I have a dataset with 2 columns acting as ID columns and a value column, like this
ID1 | ID2 | value | |
---|---|---|---|
0 | A | X | 10 |
1 | A | Y | 3 |
2 | B | X | 3 |
3 | B | Z | 5 |
4 | A | Z | 7 |
5 | A | X | 23 |
I also have a list of pairs of IDs that I want to select from the dataframe , like this
ID1 | ID2 |
---|---|
A | X |
B | Y |
B | Z |
I want to select all the rows in the dataframe that have both the IDs of each pair in my list of pairs.
In this example the rows of the dataframe that should be returned are
ID1 | ID2 | value | |
---|---|---|---|
0 | A | X | 10 |
3 | B | Z | 5 |
5 | A | X | 23 |
Assuming that both tables are stored as pandas.DataFrame, I know that if it was only one column I could filter using
df[df['ID1'].isin(list_of_pairs['ID1'].values)
But I can’t extend this method for 2 columns like this:
cond1 = df[df['ID1'].isin(list_of_pairs['ID1'].values)

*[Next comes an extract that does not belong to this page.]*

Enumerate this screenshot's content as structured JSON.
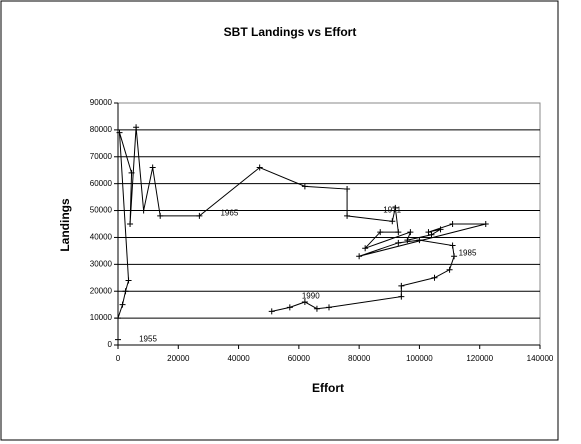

cond2 = df[df['ID2'].isin(list_of_pairs['ID2'].values)
condition = cond1 & cond2
df[condition]
Because this will return all the pairs whose ID1 and ID2 are both present in the list of pairs, but not necessarily only the pairs that are in the list of pairs. In this example all the possible combinations of (A,B) and (X,Y,Z) will be returned.
One workaround that i found is to define
df['ID3'] = df.apply(lambda x: x['ID1'] + x['ID2'], axis=1)
and then filtering on this single column, but I don’t really like this solution.
Do you know how to select these rows using 2 columns as identifiers?